En primer lugar, la Comisión Europea tuvo un papel activo durante los
Acuerdos de Viernes Santo en Irlanda del Norte, tanto durante como
después del acuerdo de paz. Durante, estuvo presente en las
negociaciones como actor capaz de acompañar económicamente un proceso
preeminentemente político. El apoyo de la Comisión Europea se
institucionalizó tras la firma de los acuerdos de paz mediante la “Northern Ireland Task Force”,
cuyo principal cometido fue fomentar el desarrollo socio-económico de
Irlanda del Norte desde el marco de la política regional de la UE. Este
caso tiene su paralelismo con Catalunya y España en la actuación de la
Comisión en un asunto que concernía fundamentalmente a estados miembros
(Reino Unido e Irlanda), pero no aplica dada su lógica de acompañamiento
de un acuerdo de paz bilateral y por abordarse desde la vertiente
socio-económica, no política.
También la lógica socio-económica y la aproximación regional
caracterizaron la participación de la Comisión en el conflicto entre
Austria e Italia por la región de Tirol del Sur-Tirol Trentino. La
creación de una euro-región
facilitó el establecimiento de un canal de interlocución directo con
Bruselas, que a su vez permitió encauzar un movimiento de secesión en el
marco de la cooperación europea, incluyendo acuerdos transfronterizos.
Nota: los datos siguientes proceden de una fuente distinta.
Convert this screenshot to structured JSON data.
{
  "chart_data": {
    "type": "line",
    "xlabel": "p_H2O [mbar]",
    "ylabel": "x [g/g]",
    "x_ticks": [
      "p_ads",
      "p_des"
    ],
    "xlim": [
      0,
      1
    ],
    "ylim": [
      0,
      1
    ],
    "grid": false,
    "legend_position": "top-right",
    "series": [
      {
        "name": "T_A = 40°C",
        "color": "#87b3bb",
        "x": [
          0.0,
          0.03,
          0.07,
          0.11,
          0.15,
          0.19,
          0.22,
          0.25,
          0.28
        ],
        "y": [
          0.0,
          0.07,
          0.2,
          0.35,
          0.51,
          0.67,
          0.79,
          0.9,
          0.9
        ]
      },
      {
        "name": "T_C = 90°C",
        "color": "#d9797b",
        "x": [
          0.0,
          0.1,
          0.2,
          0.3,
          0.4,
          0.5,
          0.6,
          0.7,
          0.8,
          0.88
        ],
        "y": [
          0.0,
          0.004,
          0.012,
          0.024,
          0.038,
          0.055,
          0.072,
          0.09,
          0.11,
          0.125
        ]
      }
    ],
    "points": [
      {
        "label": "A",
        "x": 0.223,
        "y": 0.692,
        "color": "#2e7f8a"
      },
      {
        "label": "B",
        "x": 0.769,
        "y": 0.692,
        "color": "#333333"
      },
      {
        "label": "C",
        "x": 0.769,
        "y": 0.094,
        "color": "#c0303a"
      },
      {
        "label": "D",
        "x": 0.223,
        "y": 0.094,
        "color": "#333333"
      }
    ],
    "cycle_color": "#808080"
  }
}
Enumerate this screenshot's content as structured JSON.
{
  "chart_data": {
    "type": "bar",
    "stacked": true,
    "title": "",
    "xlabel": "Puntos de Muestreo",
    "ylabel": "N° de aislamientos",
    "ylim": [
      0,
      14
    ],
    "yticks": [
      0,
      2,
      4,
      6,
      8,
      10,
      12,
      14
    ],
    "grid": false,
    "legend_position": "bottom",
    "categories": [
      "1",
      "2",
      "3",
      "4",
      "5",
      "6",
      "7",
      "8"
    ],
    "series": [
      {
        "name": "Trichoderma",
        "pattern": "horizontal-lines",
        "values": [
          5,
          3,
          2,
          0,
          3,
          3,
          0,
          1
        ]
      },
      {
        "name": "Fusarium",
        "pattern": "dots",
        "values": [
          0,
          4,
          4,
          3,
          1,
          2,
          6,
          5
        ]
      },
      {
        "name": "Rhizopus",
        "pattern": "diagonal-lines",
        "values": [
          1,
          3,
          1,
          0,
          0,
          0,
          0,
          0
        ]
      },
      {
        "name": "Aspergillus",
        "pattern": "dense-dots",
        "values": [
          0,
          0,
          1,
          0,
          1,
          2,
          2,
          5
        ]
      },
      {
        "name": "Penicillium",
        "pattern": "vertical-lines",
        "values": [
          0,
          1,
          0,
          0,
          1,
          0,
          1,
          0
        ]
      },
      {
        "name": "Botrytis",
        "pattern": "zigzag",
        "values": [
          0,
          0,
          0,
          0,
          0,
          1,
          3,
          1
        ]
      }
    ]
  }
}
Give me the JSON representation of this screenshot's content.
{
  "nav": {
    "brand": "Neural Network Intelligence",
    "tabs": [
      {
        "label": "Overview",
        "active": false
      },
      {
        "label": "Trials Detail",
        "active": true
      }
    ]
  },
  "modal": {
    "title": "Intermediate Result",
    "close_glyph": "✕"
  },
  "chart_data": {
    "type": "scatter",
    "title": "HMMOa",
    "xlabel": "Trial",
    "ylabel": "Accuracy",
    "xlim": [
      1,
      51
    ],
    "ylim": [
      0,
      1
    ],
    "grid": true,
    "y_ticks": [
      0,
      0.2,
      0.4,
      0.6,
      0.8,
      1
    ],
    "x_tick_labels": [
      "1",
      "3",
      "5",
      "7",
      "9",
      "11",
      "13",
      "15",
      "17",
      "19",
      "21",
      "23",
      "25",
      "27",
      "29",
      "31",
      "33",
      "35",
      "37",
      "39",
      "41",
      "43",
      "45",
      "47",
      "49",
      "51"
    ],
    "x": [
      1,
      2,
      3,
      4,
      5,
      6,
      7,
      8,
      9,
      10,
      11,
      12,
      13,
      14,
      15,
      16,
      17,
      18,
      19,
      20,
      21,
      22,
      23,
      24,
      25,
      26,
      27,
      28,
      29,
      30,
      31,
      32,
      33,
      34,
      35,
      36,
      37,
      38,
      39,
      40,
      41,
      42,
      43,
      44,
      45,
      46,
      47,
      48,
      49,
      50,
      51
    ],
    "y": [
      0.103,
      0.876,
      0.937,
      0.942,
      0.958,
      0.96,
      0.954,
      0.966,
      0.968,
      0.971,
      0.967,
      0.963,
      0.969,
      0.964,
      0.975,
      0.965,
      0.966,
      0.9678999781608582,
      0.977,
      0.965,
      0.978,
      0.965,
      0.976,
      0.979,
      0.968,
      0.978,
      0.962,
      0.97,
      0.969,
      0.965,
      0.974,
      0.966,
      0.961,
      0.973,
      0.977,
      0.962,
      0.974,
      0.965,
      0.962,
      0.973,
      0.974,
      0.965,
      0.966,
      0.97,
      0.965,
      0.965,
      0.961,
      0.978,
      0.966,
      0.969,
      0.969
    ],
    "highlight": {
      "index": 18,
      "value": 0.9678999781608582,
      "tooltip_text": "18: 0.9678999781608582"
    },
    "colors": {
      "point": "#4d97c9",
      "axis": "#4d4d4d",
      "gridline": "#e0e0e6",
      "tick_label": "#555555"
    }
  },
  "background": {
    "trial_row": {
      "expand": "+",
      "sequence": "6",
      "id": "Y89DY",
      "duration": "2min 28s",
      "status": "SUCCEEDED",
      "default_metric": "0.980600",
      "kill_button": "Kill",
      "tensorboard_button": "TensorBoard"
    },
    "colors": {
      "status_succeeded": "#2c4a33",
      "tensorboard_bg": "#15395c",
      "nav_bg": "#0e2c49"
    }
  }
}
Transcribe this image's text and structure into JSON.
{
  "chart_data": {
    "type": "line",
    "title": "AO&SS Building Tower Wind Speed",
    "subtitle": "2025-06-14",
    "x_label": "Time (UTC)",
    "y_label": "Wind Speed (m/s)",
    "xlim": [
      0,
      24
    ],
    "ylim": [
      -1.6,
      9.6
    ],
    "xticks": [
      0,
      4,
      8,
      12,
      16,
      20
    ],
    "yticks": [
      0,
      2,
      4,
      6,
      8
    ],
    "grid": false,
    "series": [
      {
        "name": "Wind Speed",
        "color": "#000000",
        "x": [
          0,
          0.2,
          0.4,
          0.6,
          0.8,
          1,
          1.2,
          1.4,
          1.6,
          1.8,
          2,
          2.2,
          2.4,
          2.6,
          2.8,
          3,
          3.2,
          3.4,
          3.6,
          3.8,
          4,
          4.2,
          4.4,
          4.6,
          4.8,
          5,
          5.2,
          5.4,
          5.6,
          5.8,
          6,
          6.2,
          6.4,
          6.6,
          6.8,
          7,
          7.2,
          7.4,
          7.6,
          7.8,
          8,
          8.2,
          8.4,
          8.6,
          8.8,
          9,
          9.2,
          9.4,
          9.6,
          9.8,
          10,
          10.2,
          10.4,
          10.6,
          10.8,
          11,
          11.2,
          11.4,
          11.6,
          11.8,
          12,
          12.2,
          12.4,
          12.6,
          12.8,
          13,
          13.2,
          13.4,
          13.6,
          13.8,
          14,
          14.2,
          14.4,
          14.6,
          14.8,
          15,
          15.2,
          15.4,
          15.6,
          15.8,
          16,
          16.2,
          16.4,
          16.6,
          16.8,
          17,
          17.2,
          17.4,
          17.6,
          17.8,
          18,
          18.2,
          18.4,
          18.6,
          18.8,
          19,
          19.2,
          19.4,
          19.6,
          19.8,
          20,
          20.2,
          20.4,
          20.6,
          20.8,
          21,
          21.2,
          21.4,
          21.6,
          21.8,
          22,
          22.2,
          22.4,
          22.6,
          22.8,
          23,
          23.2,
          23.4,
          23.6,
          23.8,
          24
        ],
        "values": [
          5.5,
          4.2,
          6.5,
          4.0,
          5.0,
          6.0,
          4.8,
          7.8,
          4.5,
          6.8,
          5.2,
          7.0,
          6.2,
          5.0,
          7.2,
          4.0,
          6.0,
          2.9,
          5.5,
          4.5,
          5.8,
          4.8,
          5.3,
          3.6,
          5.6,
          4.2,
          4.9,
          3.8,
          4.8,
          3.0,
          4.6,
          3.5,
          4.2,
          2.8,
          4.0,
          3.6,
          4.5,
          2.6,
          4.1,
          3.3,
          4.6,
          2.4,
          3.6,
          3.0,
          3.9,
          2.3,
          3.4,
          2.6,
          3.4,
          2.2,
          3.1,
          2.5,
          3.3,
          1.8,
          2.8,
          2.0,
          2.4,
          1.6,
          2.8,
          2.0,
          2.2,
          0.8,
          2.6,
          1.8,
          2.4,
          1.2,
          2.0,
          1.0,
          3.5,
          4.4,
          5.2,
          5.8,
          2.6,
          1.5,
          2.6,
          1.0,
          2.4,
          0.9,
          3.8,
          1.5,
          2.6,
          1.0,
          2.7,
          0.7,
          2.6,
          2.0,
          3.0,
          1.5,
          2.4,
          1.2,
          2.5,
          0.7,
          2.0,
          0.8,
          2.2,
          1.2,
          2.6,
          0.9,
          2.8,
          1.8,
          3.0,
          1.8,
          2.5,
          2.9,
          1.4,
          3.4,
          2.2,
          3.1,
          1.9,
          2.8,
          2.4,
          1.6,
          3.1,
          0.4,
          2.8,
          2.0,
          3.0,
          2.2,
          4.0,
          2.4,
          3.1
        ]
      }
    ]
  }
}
Como en el caso anterior, la Comisión circunscribió su acción en su
política regional, haciendo uso de esta base jurídica para apoyar un
conflicto político. El paralelo con Catalunya y España existe en tanto
que se trata de una región perteneciente a la UE, pero desaparece si
tenemos en cuenta que fueron dos estados miembros (Italia y Austria)
quienes prefirieron europeizar el conflicto y que la Comisión disponía
de mecanismos existentes en el marco de sus euro-regiones.
En tercer lugar, el caso de Gibraltar también se refiere a un
conflicto bilateral en el que la Comisión se involucró enviando una “fact-finding mission”
para evaluar las denuncias de malas prácticas en las fronteras. Su
contribución se hizo en el marco de la Dirección General de Asuntos
Interiores y para una disputa trans-fronteriza, lo que tampoco aplica en
el caso de Catalunya y España, al no tratarse de una cuestión técnica
de control de fronteras. En cualquier caso, la presencia facilitadora de
la Comisión se hizo de acuerdo con las autoridades de España y el Reino
Unido.
Finalmente, la UE se ha involucrado activamente en el conflicto de
Chipre. Su presencia en las rondas negociadoras, en particular la
última, ha contado con la participación activa de Juncker como
Presidente de la Comisión y Federica Mogherini como Alta Representante
para la política exterior. Al tratarse de un conflicto en un estado
miembro con una región que no controla (su parte norte), no existe
paralelismo con Catalunya, donde sí aplican las directivas de la UE. En
este caso también se trata de una mediación internacional, al no ser
Turquía miembro de la UE, lo que explica el papel activo de Mogherini.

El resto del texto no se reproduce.